Bringing Venice to Jerusalem

November 27, 2012

“My dear Ninette, I know you have a garden and I would love to delve in it,” the gondolier sang to his beloved. Making delicate circles with his fingers in imitation of historical Venetian singers, countertenor Doron Schleifer poured forth his desire to the accompaniment of a harpsichord and a Venetian mandolin (like a soprano lute, but played with a pick).

The song opened a program of secular Venetian music from the seventeenth and eighteenth centuries, performed in costume yesterday afternoon at the Henry Crown Symphony Hall (part of the Jerusalem Theater complex). The concert was part of the Etnachta chamber music series that features outstanding musicians, most of them young Israelis.

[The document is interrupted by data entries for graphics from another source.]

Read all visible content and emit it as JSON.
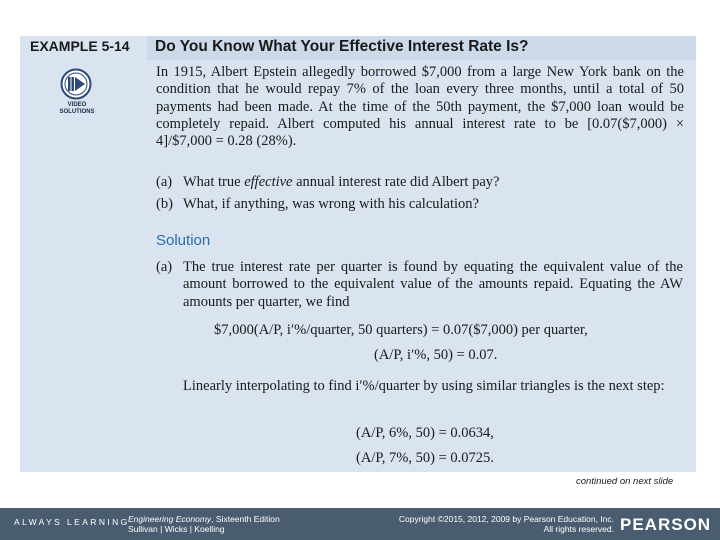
{
  "example": {
    "label": "EXAMPLE 5-14",
    "title": "Do You Know What Your Effective Interest Rate Is?",
    "video_caption_1": "VIDEO",
    "video_caption_2": "SOLUTIONS"
  },
  "problem": {
    "text": "In 1915, Albert Epstein allegedly borrowed $7,000 from a large New York bank on the condition that he would repay 7% of the loan every three months, until a total of 50 payments had been made. At the time of the 50th payment, the $7,000 loan would be completely repaid. Albert computed his annual interest rate to be [0.07($7,000) × 4]/$7,000 = 0.28 (28%).",
    "questions": [
      {
        "label": "(a)",
        "pre": "What true ",
        "em": "effective",
        "post": " annual interest rate did Albert pay?"
      },
      {
        "label": "(b)",
        "pre": "What, if anything, was wrong with his calculation?",
        "em": "",
        "post": ""
      }
    ]
  },
  "solution": {
    "heading": "Solution",
    "part_a_label": "(a)",
    "part_a_text": "The true interest rate per quarter is found by equating the equivalent value of the amount borrowed to the equivalent value of the amounts repaid. Equating the AW amounts per quarter, we find",
    "eq1": "$7,000(A/P, i′%/quarter, 50 quarters) = 0.07($7,000) per quarter,",
    "eq2": "(A/P, i′%, 50) = 0.07.",
    "interp_text": "Linearly interpolating to find i′%/quarter by using similar triangles is the next step:",
    "eq3": "(A/P, 6%, 50) = 0.0634,",
    "eq4": "(A/P, 7%, 50) = 0.0725."
  },
  "continued": "continued on next slide",
  "footer": {
    "brand": "ALWAYS LEARNING",
    "book_title": "Engineering Economy",
    "edition": ", Sixteenth Edition",
    "authors": "Sullivan | Wicks | Koelling",
    "copyright_line1": "Copyright ©2015, 2012, 2009 by Pearson Education, Inc.",
    "copyright_line2": "All rights reserved.",
    "publisher": "PEARSON"
  },
  "colors": {
    "panel": "#d9e4f0",
    "header_bar": "#cbd9e8",
    "solution_heading": "#2b6cb0",
    "footer": "#4a5d70"
  }
}
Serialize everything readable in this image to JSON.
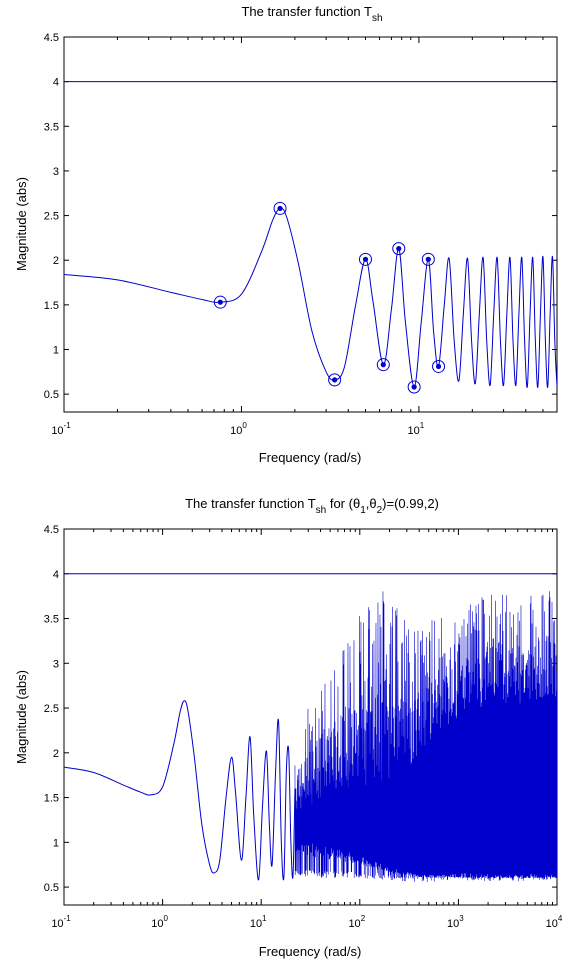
{
  "chart_data": [
    {
      "type": "line",
      "title": "The transfer function T",
      "title_sub": "sh",
      "title_tail": "",
      "xlabel": "Frequency  (rad/s)",
      "ylabel": "Magnitude (abs)",
      "xscale": "log",
      "xlim": [
        0.1,
        60
      ],
      "ylim": [
        0.3,
        4.5
      ],
      "yticks": [
        0.5,
        1,
        1.5,
        2,
        2.5,
        3,
        3.5,
        4,
        4.5
      ],
      "yticklabels": [
        "0.5",
        "1",
        "1.5",
        "2",
        "2.5",
        "3",
        "3.5",
        "4",
        "4.5"
      ],
      "xticks": [
        0.1,
        1,
        10
      ],
      "xticklabels": [
        {
          "base": "10",
          "exp": "-1"
        },
        {
          "base": "10",
          "exp": "0"
        },
        {
          "base": "10",
          "exp": "1"
        }
      ],
      "grid": false,
      "line_color": "#0000cc",
      "series": [
        {
          "values": [
            [
              0.1,
              1.84
            ],
            [
              0.2,
              1.78
            ],
            [
              0.4,
              1.64
            ],
            [
              0.6,
              1.56
            ],
            [
              0.76,
              1.53
            ],
            [
              1.0,
              1.62
            ],
            [
              1.3,
              2.1
            ],
            [
              1.5,
              2.45
            ],
            [
              1.65,
              2.58
            ],
            [
              1.8,
              2.48
            ],
            [
              2.1,
              1.95
            ],
            [
              2.5,
              1.2
            ],
            [
              3.0,
              0.75
            ],
            [
              3.35,
              0.66
            ],
            [
              3.8,
              0.8
            ],
            [
              4.4,
              1.5
            ],
            [
              5.0,
              2.01
            ],
            [
              5.5,
              1.55
            ],
            [
              6.3,
              0.83
            ],
            [
              7.0,
              1.45
            ],
            [
              7.7,
              2.13
            ],
            [
              8.4,
              1.3
            ],
            [
              9.4,
              0.58
            ],
            [
              10.3,
              1.3
            ],
            [
              11.3,
              2.01
            ],
            [
              12.1,
              1.2
            ],
            [
              12.9,
              0.81
            ],
            [
              13.9,
              1.5
            ],
            [
              14.8,
              2.02
            ],
            [
              15.8,
              1.1
            ],
            [
              16.8,
              0.65
            ],
            [
              17.8,
              1.4
            ],
            [
              18.8,
              2.02
            ],
            [
              19.8,
              1.1
            ],
            [
              20.8,
              0.62
            ],
            [
              21.9,
              1.4
            ],
            [
              23.0,
              2.03
            ],
            [
              24.1,
              1.1
            ],
            [
              25.2,
              0.6
            ],
            [
              26.4,
              1.4
            ],
            [
              27.6,
              2.03
            ],
            [
              28.8,
              1.1
            ],
            [
              30.0,
              0.6
            ],
            [
              31.3,
              1.4
            ],
            [
              32.6,
              2.03
            ],
            [
              33.9,
              1.1
            ],
            [
              35.2,
              0.6
            ],
            [
              36.6,
              1.4
            ],
            [
              38.0,
              2.03
            ],
            [
              39.4,
              1.1
            ],
            [
              40.8,
              0.58
            ],
            [
              42.3,
              1.4
            ],
            [
              43.8,
              2.03
            ],
            [
              45.3,
              1.1
            ],
            [
              46.8,
              0.58
            ],
            [
              48.4,
              1.4
            ],
            [
              50.0,
              2.04
            ],
            [
              51.6,
              1.1
            ],
            [
              53.2,
              0.58
            ],
            [
              54.9,
              1.4
            ],
            [
              56.6,
              2.04
            ],
            [
              58.3,
              1.1
            ],
            [
              60.0,
              0.58
            ]
          ]
        },
        {
          "values": [
            [
              0.1,
              4.0
            ],
            [
              60,
              4.0
            ]
          ]
        }
      ],
      "markers": [
        [
          0.76,
          1.53
        ],
        [
          1.65,
          2.58
        ],
        [
          3.35,
          0.66
        ],
        [
          5.0,
          2.01
        ],
        [
          6.3,
          0.83
        ],
        [
          7.7,
          2.13
        ],
        [
          9.4,
          0.58
        ],
        [
          11.3,
          2.01
        ],
        [
          12.9,
          0.81
        ]
      ]
    },
    {
      "type": "line",
      "title": "The transfer function T",
      "title_sub": "sh",
      "title_tail": " for (θ",
      "theta1_sub": "1",
      "title_mid": ",θ",
      "theta2_sub": "2",
      "title_end": ")=(0.99,2)",
      "xlabel": "Frequency  (rad/s)",
      "ylabel": "Magnitude (abs)",
      "xscale": "log",
      "xlim": [
        0.1,
        10000
      ],
      "ylim": [
        0.3,
        4.5
      ],
      "yticks": [
        0.5,
        1,
        1.5,
        2,
        2.5,
        3,
        3.5,
        4,
        4.5
      ],
      "yticklabels": [
        "0.5",
        "1",
        "1.5",
        "2",
        "2.5",
        "3",
        "3.5",
        "4",
        "4.5"
      ],
      "xticks": [
        0.1,
        1,
        10,
        100,
        1000,
        10000
      ],
      "xticklabels": [
        {
          "base": "10",
          "exp": "-1"
        },
        {
          "base": "10",
          "exp": "0"
        },
        {
          "base": "10",
          "exp": "1"
        },
        {
          "base": "10",
          "exp": "2"
        },
        {
          "base": "10",
          "exp": "3"
        },
        {
          "base": "10",
          "exp": "4"
        }
      ],
      "grid": false,
      "line_color": "#0000cc",
      "series": [
        {
          "values": [
            [
              0.1,
              1.84
            ],
            [
              0.2,
              1.78
            ],
            [
              0.4,
              1.64
            ],
            [
              0.6,
              1.56
            ],
            [
              0.76,
              1.53
            ],
            [
              1.0,
              1.62
            ],
            [
              1.3,
              2.1
            ],
            [
              1.5,
              2.45
            ],
            [
              1.65,
              2.58
            ],
            [
              1.8,
              2.48
            ],
            [
              2.1,
              1.95
            ],
            [
              2.5,
              1.2
            ],
            [
              3.0,
              0.75
            ],
            [
              3.35,
              0.66
            ],
            [
              3.8,
              0.8
            ],
            [
              4.4,
              1.5
            ],
            [
              5.0,
              1.95
            ],
            [
              5.5,
              1.55
            ],
            [
              6.3,
              0.8
            ],
            [
              7.0,
              1.5
            ],
            [
              7.7,
              2.18
            ],
            [
              8.4,
              1.3
            ],
            [
              9.4,
              0.58
            ],
            [
              10.3,
              1.4
            ],
            [
              11.3,
              2.02
            ],
            [
              12.1,
              1.2
            ],
            [
              12.9,
              0.75
            ],
            [
              14,
              1.8
            ],
            [
              15,
              2.35
            ],
            [
              16,
              1.0
            ],
            [
              17,
              0.62
            ],
            [
              18,
              1.8
            ],
            [
              19,
              2.02
            ],
            [
              20,
              1.0
            ],
            [
              21,
              0.62
            ],
            [
              22,
              1.6
            ]
          ]
        },
        {
          "values": [
            [
              0.1,
              4.0
            ],
            [
              10000,
              4.0
            ]
          ]
        }
      ],
      "envelope": {
        "x_start": 22,
        "x_end": 10000,
        "upper": [
          [
            22,
            2.1
          ],
          [
            30,
            2.5
          ],
          [
            50,
            2.9
          ],
          [
            80,
            3.3
          ],
          [
            120,
            3.8
          ],
          [
            150,
            3.97
          ],
          [
            250,
            3.6
          ],
          [
            400,
            3.4
          ],
          [
            600,
            3.8
          ],
          [
            1000,
            3.5
          ],
          [
            2000,
            3.9
          ],
          [
            4000,
            3.7
          ],
          [
            8000,
            3.85
          ],
          [
            10000,
            3.8
          ]
        ],
        "lower": [
          [
            22,
            0.62
          ],
          [
            50,
            0.6
          ],
          [
            100,
            0.6
          ],
          [
            200,
            0.58
          ],
          [
            400,
            0.55
          ],
          [
            1000,
            0.58
          ],
          [
            3000,
            0.56
          ],
          [
            10000,
            0.58
          ]
        ],
        "band_lower": [
          [
            30,
            1.0
          ],
          [
            50,
            0.95
          ],
          [
            100,
            0.85
          ],
          [
            200,
            0.72
          ],
          [
            400,
            0.64
          ],
          [
            1000,
            0.62
          ],
          [
            10000,
            0.62
          ]
        ],
        "band_upper": [
          [
            30,
            1.35
          ],
          [
            50,
            1.6
          ],
          [
            100,
            1.55
          ],
          [
            300,
            1.8
          ],
          [
            600,
            2.2
          ],
          [
            1000,
            2.4
          ],
          [
            3000,
            2.5
          ],
          [
            10000,
            2.6
          ]
        ]
      }
    }
  ]
}
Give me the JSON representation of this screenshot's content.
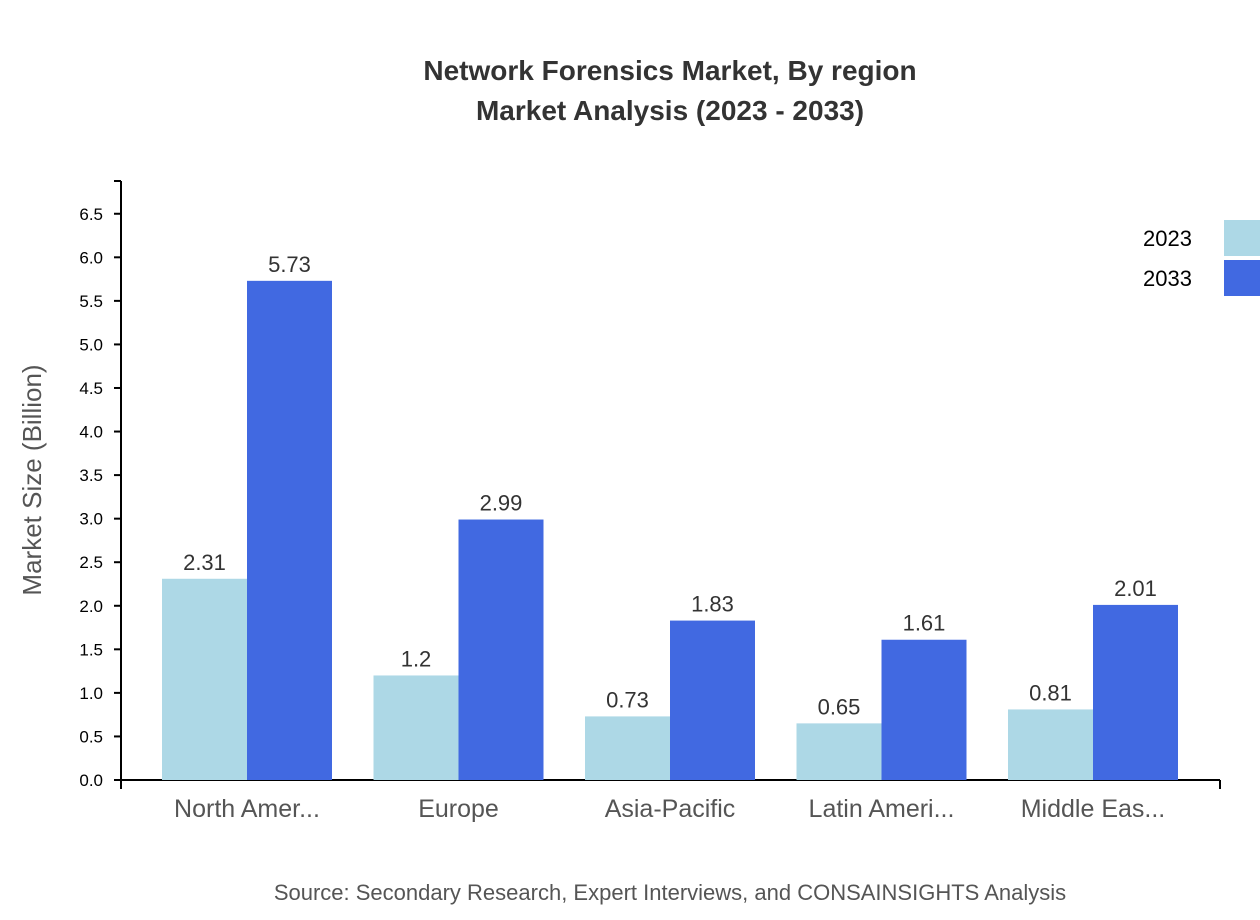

Cara La mia Ninetta” opened the first act of this staged concert, in which the music and lyrics expressed the excitement and comic side of falling in love, as Etnachta producer and announcer Hayuta Devir explained.

In Act Two, which reflected the conflicts and surprises of love, Schleifer appeared again alongside soprano Ye’ela Avital in the Monteverdi duet “Bel pastor.” The shepherdess coyly pestered the shepherd with her repeated questions: “Do you love me?” “How do you love me?” “But how much?” “How much?” The scene was particularly amusing because the shepherdess, decked out in long blond curls but with a stubbly beard, was none other than Schleifer; Avital played the shepherd.

Avital has a lovely, clear soprano voice, and Schleifer showed that he, like Avital, was fully capable of producing the difficult trills and flourishes of Baroque music.

The group’s musical director, Yizhar Karshon, who played the harpsichord; Amit Tiefenbrunn, who played the viola da gamba; and Avi Avital, who played the mandolin (and who has the distinction of being the first mandolin player every nominated for a classical-music Grammy), were all decked out in knee breeches and white stockings. They put me in mind of the married men of Toldos Aharon, a strict hassidic sect headquartered in Jerusalem, who wear striped gray coats, black knee breeches, and white stockings, though I doubt these Hassidim would ever be caught warbling about the pangs of earthly love.

The Etnachta series is immensely popular—yesterday’s concert filled the 750-seat hall—but it is an endangered species that producer Devir has fought vigorously to keep alive. The programs, Mondays at 5, often include works by Israeli composers, sometimes even premieres. This free series is one of Jerusalem’s best bargains.